Réédité chez Shayo, patrie musicale des artistes distillant une mélancolie douce et une tendance à la rêverie (le folk de In Gowan Ring, ou le post-rock de The Evpatoria Report), Mystery Seas est d’un format un peu à part. Emmené par une des têtes pensantes des cultissimes Eyeless in Gaza, cet album solo sorti initialement en 1995 ressuscite la pop éclatée et glacée façon This Mortal Coil, perdue quelque part à la fin des eighties. Il y ouvre aussi d’habiles perspectives (chanson folk traditionnelle, musique électronique, musique d’église).

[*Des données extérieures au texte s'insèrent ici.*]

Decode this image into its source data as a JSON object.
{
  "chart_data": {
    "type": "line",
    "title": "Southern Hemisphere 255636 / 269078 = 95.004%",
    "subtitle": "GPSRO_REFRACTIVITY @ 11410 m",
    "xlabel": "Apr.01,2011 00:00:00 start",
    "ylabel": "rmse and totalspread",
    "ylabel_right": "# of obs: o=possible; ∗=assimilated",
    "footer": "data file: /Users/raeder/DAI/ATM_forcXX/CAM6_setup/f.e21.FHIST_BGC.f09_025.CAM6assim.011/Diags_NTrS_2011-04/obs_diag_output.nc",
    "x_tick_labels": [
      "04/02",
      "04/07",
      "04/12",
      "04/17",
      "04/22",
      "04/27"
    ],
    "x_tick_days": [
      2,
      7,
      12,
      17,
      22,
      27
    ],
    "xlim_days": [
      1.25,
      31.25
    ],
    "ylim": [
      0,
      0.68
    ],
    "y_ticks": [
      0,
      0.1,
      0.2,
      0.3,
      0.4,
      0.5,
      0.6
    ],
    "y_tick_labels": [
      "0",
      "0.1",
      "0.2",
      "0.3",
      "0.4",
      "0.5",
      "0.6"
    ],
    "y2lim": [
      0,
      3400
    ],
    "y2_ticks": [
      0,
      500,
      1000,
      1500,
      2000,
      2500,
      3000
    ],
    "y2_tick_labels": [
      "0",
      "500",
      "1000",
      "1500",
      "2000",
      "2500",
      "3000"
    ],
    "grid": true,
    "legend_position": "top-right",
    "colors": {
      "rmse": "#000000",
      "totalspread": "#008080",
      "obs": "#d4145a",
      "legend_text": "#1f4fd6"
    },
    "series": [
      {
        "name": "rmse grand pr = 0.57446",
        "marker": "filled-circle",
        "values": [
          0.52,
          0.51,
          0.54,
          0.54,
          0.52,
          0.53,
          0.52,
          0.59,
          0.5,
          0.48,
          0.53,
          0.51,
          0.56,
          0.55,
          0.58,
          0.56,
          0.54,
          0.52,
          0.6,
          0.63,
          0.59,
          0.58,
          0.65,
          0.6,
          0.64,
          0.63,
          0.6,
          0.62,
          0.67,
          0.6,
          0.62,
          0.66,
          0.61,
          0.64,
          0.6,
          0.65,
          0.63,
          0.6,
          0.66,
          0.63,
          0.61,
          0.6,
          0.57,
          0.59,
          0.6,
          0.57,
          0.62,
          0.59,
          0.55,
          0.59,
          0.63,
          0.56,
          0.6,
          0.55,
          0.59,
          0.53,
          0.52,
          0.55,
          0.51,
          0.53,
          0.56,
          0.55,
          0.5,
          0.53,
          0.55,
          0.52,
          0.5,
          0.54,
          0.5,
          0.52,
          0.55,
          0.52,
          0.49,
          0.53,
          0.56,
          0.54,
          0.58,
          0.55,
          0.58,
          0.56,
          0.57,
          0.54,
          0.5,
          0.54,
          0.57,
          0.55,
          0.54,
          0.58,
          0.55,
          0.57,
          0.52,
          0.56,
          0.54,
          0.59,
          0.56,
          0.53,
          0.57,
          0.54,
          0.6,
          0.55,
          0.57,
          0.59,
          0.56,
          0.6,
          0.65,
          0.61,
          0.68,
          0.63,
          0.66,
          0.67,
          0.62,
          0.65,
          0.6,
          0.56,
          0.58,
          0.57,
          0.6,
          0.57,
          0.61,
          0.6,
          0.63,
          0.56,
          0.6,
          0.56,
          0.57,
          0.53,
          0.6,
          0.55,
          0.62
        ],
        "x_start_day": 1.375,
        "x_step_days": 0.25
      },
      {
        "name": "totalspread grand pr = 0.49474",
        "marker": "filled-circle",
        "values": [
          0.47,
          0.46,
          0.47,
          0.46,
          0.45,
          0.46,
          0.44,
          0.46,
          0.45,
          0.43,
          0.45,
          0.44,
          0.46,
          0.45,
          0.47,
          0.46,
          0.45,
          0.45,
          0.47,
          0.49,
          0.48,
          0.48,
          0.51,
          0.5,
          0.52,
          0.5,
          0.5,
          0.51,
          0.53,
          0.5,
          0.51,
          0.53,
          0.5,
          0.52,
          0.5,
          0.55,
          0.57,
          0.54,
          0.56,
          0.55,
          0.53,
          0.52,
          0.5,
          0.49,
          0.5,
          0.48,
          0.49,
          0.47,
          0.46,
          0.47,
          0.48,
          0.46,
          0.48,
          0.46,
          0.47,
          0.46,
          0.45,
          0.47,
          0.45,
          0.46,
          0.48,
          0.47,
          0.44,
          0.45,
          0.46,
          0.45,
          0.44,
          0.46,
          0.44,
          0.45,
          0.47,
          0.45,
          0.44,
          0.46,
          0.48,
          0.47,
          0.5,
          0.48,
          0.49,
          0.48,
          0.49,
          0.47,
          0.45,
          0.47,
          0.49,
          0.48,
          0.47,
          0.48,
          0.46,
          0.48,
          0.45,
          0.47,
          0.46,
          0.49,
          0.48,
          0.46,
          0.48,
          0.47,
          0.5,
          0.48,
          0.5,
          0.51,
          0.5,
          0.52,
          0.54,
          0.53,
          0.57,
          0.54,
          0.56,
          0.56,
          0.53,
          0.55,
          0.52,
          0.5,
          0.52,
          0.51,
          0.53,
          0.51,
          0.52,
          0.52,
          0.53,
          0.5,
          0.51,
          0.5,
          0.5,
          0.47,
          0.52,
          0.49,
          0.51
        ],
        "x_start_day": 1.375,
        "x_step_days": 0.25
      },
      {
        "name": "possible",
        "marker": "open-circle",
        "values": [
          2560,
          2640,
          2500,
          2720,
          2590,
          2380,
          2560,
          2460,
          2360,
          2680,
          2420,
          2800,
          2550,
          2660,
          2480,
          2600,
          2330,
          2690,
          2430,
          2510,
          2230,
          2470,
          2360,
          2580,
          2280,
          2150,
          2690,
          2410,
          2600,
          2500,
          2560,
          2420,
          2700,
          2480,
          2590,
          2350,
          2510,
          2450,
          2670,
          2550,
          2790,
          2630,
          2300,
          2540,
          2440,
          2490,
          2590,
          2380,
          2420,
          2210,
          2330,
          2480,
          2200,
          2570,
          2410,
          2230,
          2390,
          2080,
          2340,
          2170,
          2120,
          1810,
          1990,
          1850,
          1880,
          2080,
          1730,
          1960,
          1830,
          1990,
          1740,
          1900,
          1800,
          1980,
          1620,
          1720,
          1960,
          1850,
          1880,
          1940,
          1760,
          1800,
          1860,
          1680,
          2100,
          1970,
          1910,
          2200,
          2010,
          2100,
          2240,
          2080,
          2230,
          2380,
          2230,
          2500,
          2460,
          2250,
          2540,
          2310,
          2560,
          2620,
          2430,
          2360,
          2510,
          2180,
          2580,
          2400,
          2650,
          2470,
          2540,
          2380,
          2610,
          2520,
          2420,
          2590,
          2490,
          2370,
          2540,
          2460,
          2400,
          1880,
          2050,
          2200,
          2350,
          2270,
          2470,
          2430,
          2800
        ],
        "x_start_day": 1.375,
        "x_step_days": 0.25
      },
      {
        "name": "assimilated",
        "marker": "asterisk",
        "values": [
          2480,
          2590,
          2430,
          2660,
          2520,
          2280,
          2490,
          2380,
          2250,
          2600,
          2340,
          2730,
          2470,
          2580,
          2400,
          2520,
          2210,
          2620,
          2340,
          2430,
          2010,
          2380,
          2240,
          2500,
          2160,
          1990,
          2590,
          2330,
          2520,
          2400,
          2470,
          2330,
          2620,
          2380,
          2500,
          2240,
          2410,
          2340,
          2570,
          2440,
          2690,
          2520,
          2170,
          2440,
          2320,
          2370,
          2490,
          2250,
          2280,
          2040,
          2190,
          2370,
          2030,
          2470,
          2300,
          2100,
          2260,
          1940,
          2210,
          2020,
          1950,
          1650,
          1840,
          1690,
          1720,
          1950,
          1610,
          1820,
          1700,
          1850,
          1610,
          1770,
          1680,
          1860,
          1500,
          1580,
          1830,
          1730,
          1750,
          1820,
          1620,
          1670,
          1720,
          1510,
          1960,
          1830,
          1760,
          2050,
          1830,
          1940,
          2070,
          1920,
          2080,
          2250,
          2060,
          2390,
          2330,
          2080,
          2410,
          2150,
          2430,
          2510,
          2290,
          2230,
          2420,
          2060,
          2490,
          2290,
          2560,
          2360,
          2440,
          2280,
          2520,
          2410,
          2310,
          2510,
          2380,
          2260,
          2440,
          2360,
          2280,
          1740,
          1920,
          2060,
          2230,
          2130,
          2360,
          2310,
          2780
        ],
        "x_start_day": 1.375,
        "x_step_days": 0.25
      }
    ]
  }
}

Conçu comme un jeu entre les vocalises risquées de Martyn Bates (dont le trémolo n’a rien à envier à celui d’un jeune David Sylvian) et les strates tourbillonnantes de son orgue, Mystery Seas dépeint à la perfection les égarements nocturnes du marin sans boussole dans le brouillard. Passablement angoissant donc (telle l’ouverture «You, Looking to Me for a Sign»), toujours avec une sensation d’irréel. Quelques notes de flûte et de rares percussions viennent de temps à autres remuer le magma fiévreux issu du clavier, apportant un oxygène bienvenu. Martyn déclame ses vers avec ferveur et parfois un brin de théâtralisme, dans la plus pure tradition des auteurs romantiques post-punk de la fin des 80’s (tel Simon Huw Jones).

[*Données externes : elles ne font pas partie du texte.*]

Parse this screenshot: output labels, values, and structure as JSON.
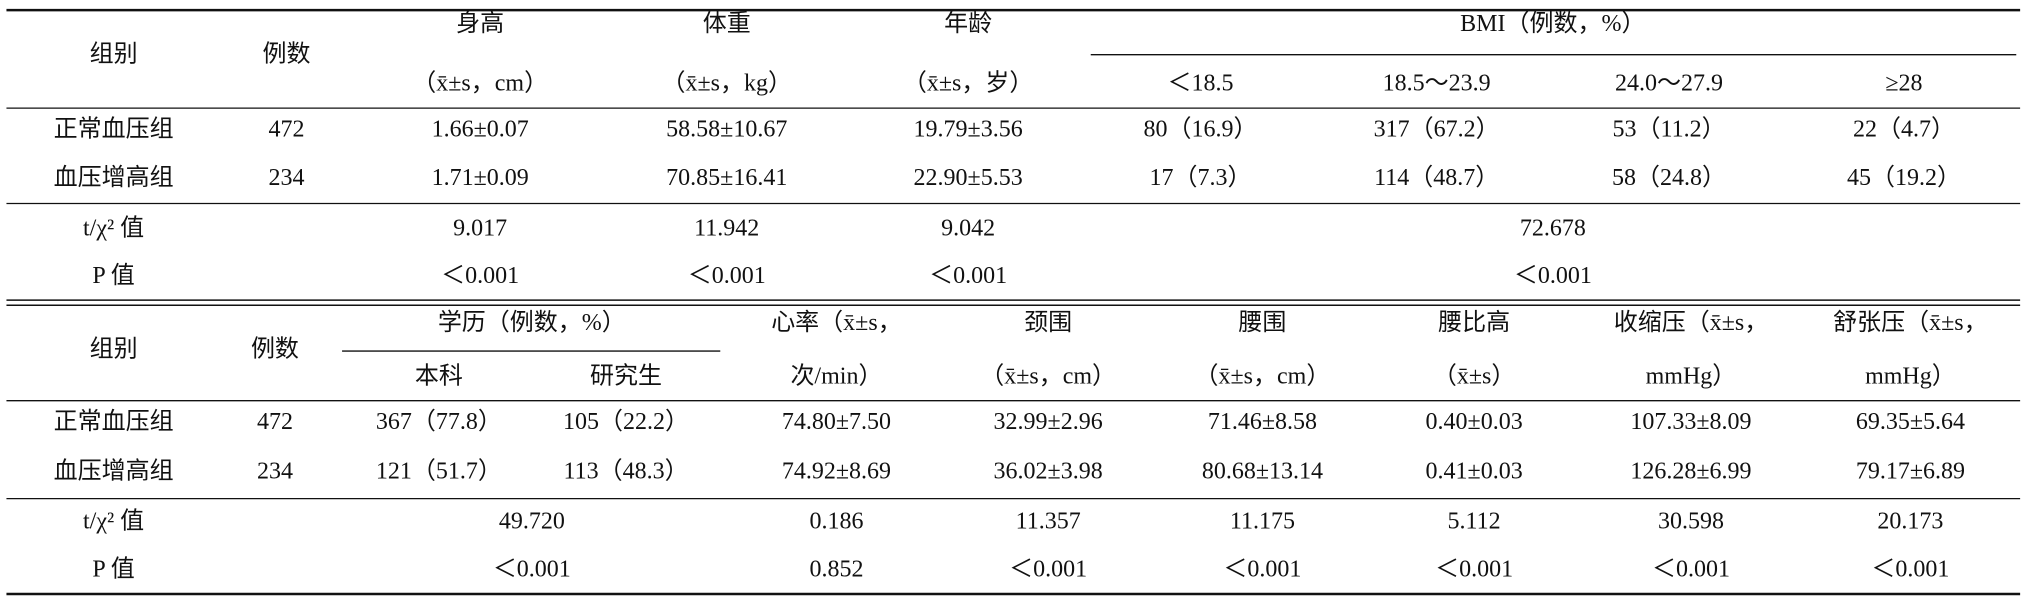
{
  "table1": {
    "header_top": [
      "组别",
      "例数",
      "身高",
      "体重",
      "年龄",
      "BMI（例数，%）"
    ],
    "header_sub": [
      "（x̄±s，cm）",
      "（x̄±s，kg）",
      "（x̄±s，岁）",
      "＜18.5",
      "18.5～23.9",
      "24.0～27.9",
      "≥28"
    ],
    "rows": [
      [
        "正常血压组",
        "472",
        "1.66±0.07",
        "58.58±10.67",
        "19.79±3.56",
        "80（16.9）",
        "317（67.2）",
        "53（11.2）",
        "22（4.7）"
      ],
      [
        "血压增高组",
        "234",
        "1.71±0.09",
        "70.85±16.41",
        "22.90±5.53",
        "17（7.3）",
        "114（48.7）",
        "58（24.8）",
        "45（19.2）"
      ]
    ],
    "test_rows": [
      [
        "t/χ² 值",
        "9.017",
        "11.942",
        "9.042",
        "72.678"
      ],
      [
        "P 值",
        "＜0.001",
        "＜0.001",
        "＜0.001",
        "＜0.001"
      ]
    ]
  },
  "table2": {
    "header_top": [
      "组别",
      "例数",
      "学历（例数，%）",
      "心率（x̄±s，",
      "颈围",
      "腰围",
      "腰比高",
      "收缩压（x̄±s，",
      "舒张压（x̄±s，"
    ],
    "header_sub": [
      "本科",
      "研究生",
      "次/min）",
      "（x̄±s，cm）",
      "（x̄±s，cm）",
      "（x̄±s）",
      "mmHg）",
      "mmHg）"
    ],
    "rows": [
      [
        "正常血压组",
        "472",
        "367（77.8）",
        "105（22.2）",
        "74.80±7.50",
        "32.99±2.96",
        "71.46±8.58",
        "0.40±0.03",
        "107.33±8.09",
        "69.35±5.64"
      ],
      [
        "血压增高组",
        "234",
        "121（51.7）",
        "113（48.3）",
        "74.92±8.69",
        "36.02±3.98",
        "80.68±13.14",
        "0.41±0.03",
        "126.28±6.99",
        "79.17±6.89"
      ]
    ],
    "test_rows": [
      [
        "t/χ² 值",
        "49.720",
        "0.186",
        "11.357",
        "11.175",
        "5.112",
        "30.598",
        "20.173"
      ],
      [
        "P 值",
        "＜0.001",
        "0.852",
        "＜0.001",
        "＜0.001",
        "＜0.001",
        "＜0.001",
        "＜0.001"
      ]
    ]
  }
}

Opaque, dense, mais aussi intrigante, cette œuvre de Martyn Bates est une introduction parfaite à la discographie de Eyeless in Gaza. Même si le concept poésie + orgue devient un brin étouffant sur la longueur, Mystery Seas permet une (re)découverte d’un auteur qui a posé les jalons d’un genre. A noter le digipack soigné.